LAWS(P&H)-2019-7-237

SUKHWINDER SINGH Vs. DALJIT KAUR

Decided On July 04, 2019
SUKHWINDER SINGH Appellant
V/S
DALJIT KAUR Respondents

JUDGEMENT

(1.) Instant appeal has been preferred by the appellant - Sukhwinder Singh against the judgment and decree dated 10th February, 2012, passed by the Ld. District Judge, Sangrur, (in short 'Ld. Court below') vide which his petition filed under Section 13 of the Hindu Marriage Act, 1955 (hereinafter referred to as 'the Act') against the respondent/wife - Daljit Kaur was dismissed.

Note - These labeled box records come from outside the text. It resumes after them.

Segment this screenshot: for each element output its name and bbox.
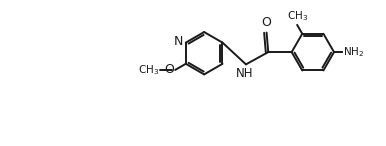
- Text: NH$_2$: NH$_2$: [343, 45, 364, 59]
- Text: O: O: [262, 16, 271, 29]
- Text: CH$_3$: CH$_3$: [287, 10, 308, 23]
- Text: CH$_3$: CH$_3$: [138, 63, 159, 77]
- Text: NH: NH: [236, 67, 254, 80]
- Text: O: O: [164, 63, 174, 77]
- Text: N: N: [174, 35, 184, 48]
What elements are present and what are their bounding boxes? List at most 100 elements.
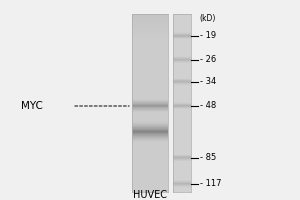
Bar [132,93,168,94]
Bar [132,137,168,138]
Bar [132,31,168,32]
Bar [172,82,190,83]
Bar [172,67,190,68]
Bar [172,103,190,104]
Bar [132,19,168,20]
Bar [172,135,190,136]
Bar [172,140,190,141]
Bar [172,27,190,28]
Bar [132,26,168,27]
Bar [172,96,190,97]
Bar [132,143,168,144]
Bar [172,134,190,135]
Bar [132,183,168,184]
Bar [172,106,190,107]
Bar [172,172,190,173]
Bar [132,140,168,141]
Bar [172,32,190,33]
Bar [132,151,168,152]
Bar [132,57,168,58]
Bar [132,15,168,16]
Bar [132,90,168,91]
Bar [172,182,190,183]
Bar [132,58,168,59]
Bar [172,151,190,152]
Bar [132,148,168,149]
Bar [132,68,168,69]
Bar [132,129,168,130]
Bar [172,43,190,44]
Bar [172,120,190,121]
Bar [172,56,190,57]
Bar [132,27,168,28]
Bar [132,134,168,135]
Bar [132,53,168,54]
Bar [132,106,168,107]
Bar [172,150,190,151]
Bar [172,93,190,94]
Bar [132,18,168,19]
Bar [172,121,190,122]
Bar [132,177,168,178]
Bar [172,85,190,86]
Bar [172,64,190,65]
Bar [132,91,168,92]
Bar [172,59,190,60]
Bar [172,97,190,98]
Bar [132,86,168,87]
Bar [132,66,168,67]
Bar [172,70,190,71]
Bar [172,123,190,124]
Bar [172,95,190,96]
Bar [172,184,190,185]
Bar [132,40,168,41]
Bar [132,33,168,34]
Bar [132,74,168,75]
Bar [132,79,168,80]
Bar [132,88,168,89]
Bar [172,33,190,34]
Bar [132,94,168,95]
Bar [172,58,190,59]
Bar [132,125,168,126]
Bar [172,153,190,154]
Bar [172,46,190,47]
Bar [132,154,168,155]
Bar [132,16,168,17]
Bar [172,50,190,51]
Bar [132,56,168,57]
Bar [172,191,190,192]
Bar [132,103,168,104]
Bar [172,142,190,143]
Bar [132,61,168,62]
Bar [132,182,168,183]
Bar [132,184,168,185]
Bar [132,185,168,186]
Bar [132,149,168,150]
Bar [172,178,190,179]
Bar [132,37,168,38]
Bar [172,163,190,164]
Bar [172,90,190,91]
Text: - 34: - 34 [200,77,216,86]
Bar [132,163,168,164]
Bar [172,170,190,171]
Text: - 117: - 117 [200,180,221,188]
Bar [172,149,190,150]
Bar [172,42,190,43]
Bar [172,132,190,133]
Bar [172,54,190,55]
Bar [132,78,168,79]
Bar [172,94,190,95]
Bar [132,69,168,70]
Bar [132,116,168,117]
Bar [132,96,168,97]
Bar [132,142,168,143]
Bar [172,71,190,72]
Bar [132,100,168,101]
Bar [132,73,168,74]
Bar [132,105,168,106]
Bar [132,89,168,90]
Bar [132,179,168,180]
Bar [132,157,168,158]
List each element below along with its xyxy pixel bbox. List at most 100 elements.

(2.) In his petition before the Ld. Court below, it was pleaded by the appellant-husband (petitioner therein) that he got married to respondent - Daljit Kaur on 12.03.1989 as per Sikh rites and ceremonies. The parties lived and cohabited together as husband and wife at Sangrur, wherein the marriage was duly consummated and two children, one son and one daughter were born out of the said wedlock. The respondent not only started pressurizing the appellant to live separately from his parents but she refused to perform her matrimonial duties as well. Further, it was alleged by the appellant-husband that the respondent-wife would often pick up quarrels and misbehave with both him and his parents to such an extent that she threatened to commit suicide many a times and implicate them in false criminal cases. As per the appellant, the respondent left the matrimonial home on 03.07.2004 along with all the valuables and without his consent. The appellant with a view to bring the respondent back into the conjugal fold made efforts through a Panchayat, but in vain. It was submitted in the petition that the respondent did not even care to come to see her ailing son, who was operated upon for some stomach problem.

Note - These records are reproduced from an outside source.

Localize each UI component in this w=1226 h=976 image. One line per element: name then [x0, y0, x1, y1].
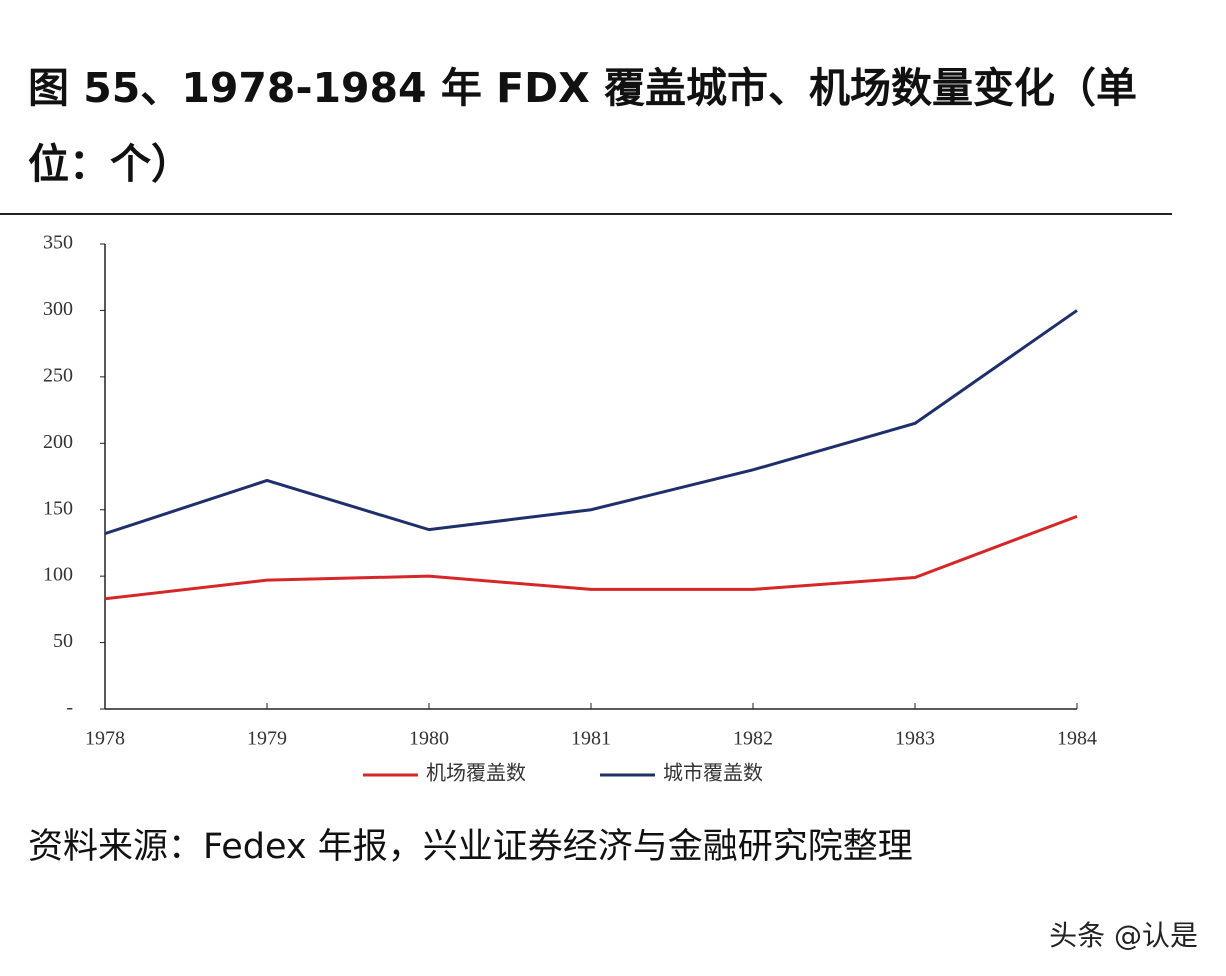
x-tick-label: 1979	[247, 728, 287, 750]
series-line	[104, 309, 1078, 536]
x-tick-label: 1978	[85, 728, 125, 750]
y-tick-label: 100	[43, 564, 73, 586]
x-tick-label: 1980	[409, 728, 449, 750]
y-tick-label: 300	[43, 298, 73, 320]
chart: - 50 100 150 200 250 300 350 1978 1979 1980 1981 198…	[0, 213, 1172, 785]
x-tick-label: 1981	[571, 728, 611, 750]
source-note: 资料来源：Fedex 年报，兴业证券经济与金融研究院整理	[28, 827, 913, 867]
y-tick-label: -	[66, 697, 73, 719]
y-tick-label: 200	[43, 431, 73, 453]
watermark: 头条 @认是	[1049, 919, 1198, 952]
legend-label: 城市覆盖数	[663, 762, 763, 785]
y-tick-label: 50	[53, 630, 73, 652]
x-tick-label: 1984	[1057, 728, 1097, 750]
y-tick-label: 250	[43, 364, 73, 386]
x-tick-label: 1982	[733, 728, 773, 750]
x-tick-label: 1983	[895, 728, 935, 750]
chart-title: 图 55、1978-1984 年 FDX 覆盖城市、机场数量变化（单位：个）	[28, 64, 1138, 188]
y-tick-label: 350	[43, 232, 73, 254]
series-line	[104, 514, 1078, 601]
y-tick-label: 150	[43, 497, 73, 519]
legend-label: 机场覆盖数	[426, 762, 526, 785]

(3.) Per contra, in her written statement, respondent-wife refuted and emphatically denied all the allegations of the appellant. Rather, she submitted that she resided with the appellant till May, 2008 and never shirked from performing her matrimonial duties including taking care of her ailing mother-in-law when the latter was hospitalized. She alleged that in fact, the appellant and his parents had been maltreating and physically assaulting her ever since her marriage. Many a times she was turned out of her matrimonial home with demands to bring more dowry from her parents. Respondent pleaded that it was in fact the appellant, who had abandoned her in May, 2008, at the house of her sister on the pretext of going to the house of her other sister at Sirhind. To her dismay, when the appellant did not return, the respondent went to her parental home and from there she reached her matrimonial home on her own, where, she was physically assaulted by the appellant and forced to leave the matrimonial home. Hence, it was, under these circumstances, she had been compelled to live in her parental home ever since then. It was also pleaded by her that she was still willing to live with the appellant, but it was the appellant himself who was not ready to keep her with him.